Fundacja „klimatyczna” Stiftung Klimaschutz odcina się od projektu gazociągu Nord Stream 2 objętego sankcjami USA i zamrożonego decyzją rządu Niemiec.
Fundacja ta posłużyła Rosjanom do ominięcia sankcji USA, które funkcjonowały latem 2021 roku i pozwoliła dokończyć budowę. Teraz jej prezes, były premier Meklemburgii-Pomorza Przedniego sprzyjającego Rosji Erwin Sellering zapowiedział, że fundacja nie będzie dłużej popierać Nord Stream 2.
Tymczasem organizacje pozarządowe w Niemczech domagają się zbadania powiązań tej fundacji z Kremlem. Wśród tych organizacji są Transparency Germany oraz Deutsche Umwelthilfe.

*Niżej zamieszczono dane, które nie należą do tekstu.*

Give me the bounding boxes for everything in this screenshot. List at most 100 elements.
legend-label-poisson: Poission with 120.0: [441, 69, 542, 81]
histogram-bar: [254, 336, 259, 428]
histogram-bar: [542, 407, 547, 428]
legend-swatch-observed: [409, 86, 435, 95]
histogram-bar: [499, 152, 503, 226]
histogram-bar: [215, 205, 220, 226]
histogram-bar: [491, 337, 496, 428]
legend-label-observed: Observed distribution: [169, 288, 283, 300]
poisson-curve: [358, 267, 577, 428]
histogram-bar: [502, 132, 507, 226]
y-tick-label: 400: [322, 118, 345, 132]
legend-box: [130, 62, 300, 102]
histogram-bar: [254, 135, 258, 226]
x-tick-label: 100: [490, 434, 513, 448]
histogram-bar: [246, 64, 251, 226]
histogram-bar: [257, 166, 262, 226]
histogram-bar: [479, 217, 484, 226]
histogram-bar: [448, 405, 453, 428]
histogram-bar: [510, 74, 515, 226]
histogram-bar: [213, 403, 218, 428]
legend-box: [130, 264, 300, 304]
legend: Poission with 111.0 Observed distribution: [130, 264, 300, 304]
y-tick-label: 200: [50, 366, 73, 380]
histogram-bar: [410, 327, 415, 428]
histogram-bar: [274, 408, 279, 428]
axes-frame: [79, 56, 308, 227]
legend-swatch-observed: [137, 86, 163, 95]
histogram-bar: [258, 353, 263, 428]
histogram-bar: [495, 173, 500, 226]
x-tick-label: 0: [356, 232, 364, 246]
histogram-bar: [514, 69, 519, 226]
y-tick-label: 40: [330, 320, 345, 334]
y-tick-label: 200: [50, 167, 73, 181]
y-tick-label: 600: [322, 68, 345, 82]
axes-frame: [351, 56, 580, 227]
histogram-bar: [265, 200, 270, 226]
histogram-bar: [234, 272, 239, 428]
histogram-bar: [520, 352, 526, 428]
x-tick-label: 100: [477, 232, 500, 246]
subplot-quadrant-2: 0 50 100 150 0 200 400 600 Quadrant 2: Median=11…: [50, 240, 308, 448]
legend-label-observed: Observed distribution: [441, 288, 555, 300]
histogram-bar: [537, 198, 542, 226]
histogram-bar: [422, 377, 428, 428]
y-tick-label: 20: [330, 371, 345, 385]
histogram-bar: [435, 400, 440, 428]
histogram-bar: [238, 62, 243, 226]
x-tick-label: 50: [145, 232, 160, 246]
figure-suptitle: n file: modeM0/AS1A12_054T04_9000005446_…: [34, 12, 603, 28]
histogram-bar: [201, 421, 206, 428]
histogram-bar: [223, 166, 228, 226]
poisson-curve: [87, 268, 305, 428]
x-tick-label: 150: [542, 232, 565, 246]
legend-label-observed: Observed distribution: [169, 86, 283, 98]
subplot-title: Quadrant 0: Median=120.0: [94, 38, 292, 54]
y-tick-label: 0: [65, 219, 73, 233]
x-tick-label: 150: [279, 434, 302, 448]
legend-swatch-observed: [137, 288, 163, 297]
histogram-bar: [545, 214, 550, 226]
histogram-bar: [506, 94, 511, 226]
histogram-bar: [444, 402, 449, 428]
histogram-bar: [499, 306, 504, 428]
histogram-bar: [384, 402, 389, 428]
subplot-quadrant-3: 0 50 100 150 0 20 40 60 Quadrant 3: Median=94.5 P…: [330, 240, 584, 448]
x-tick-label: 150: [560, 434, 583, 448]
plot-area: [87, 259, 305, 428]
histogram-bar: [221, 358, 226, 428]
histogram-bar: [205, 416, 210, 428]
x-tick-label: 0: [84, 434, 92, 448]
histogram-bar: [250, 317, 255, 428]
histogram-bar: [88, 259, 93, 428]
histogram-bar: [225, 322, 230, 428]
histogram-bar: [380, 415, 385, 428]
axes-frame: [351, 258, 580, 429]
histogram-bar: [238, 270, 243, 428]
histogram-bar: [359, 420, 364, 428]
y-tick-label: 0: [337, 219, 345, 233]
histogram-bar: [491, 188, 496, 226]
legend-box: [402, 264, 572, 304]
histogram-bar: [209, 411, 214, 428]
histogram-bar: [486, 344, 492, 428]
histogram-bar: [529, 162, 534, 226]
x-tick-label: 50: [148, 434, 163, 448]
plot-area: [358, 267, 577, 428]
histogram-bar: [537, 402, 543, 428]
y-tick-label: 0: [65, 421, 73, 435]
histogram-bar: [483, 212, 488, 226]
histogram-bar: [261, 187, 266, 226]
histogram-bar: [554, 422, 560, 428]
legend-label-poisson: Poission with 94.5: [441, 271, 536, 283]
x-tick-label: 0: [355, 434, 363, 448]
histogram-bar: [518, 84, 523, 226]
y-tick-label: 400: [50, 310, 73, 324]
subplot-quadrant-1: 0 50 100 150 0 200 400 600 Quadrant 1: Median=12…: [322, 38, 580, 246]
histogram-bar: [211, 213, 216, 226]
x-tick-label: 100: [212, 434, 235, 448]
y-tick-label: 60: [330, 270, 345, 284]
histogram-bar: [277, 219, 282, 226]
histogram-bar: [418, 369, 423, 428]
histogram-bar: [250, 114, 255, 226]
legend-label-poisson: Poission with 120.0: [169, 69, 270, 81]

USA wprowadziły nowe sankcje wobec Nord Stream 2 uderzające w spółkę Nord Stream 2 AG, która była operatorem tego gazociągu, ale przekazała swe uprawnienia Gas for Europe, spółce zarejestrowanej w Niemczech, aby wypełnić wymogi certyfikacji niezbędnej do rozpoczęcia dostaw. Ta procedura została jednak zamrożona przez rząd niemiecki w odpowiedzi na agresję rosyjską na Ukrainie.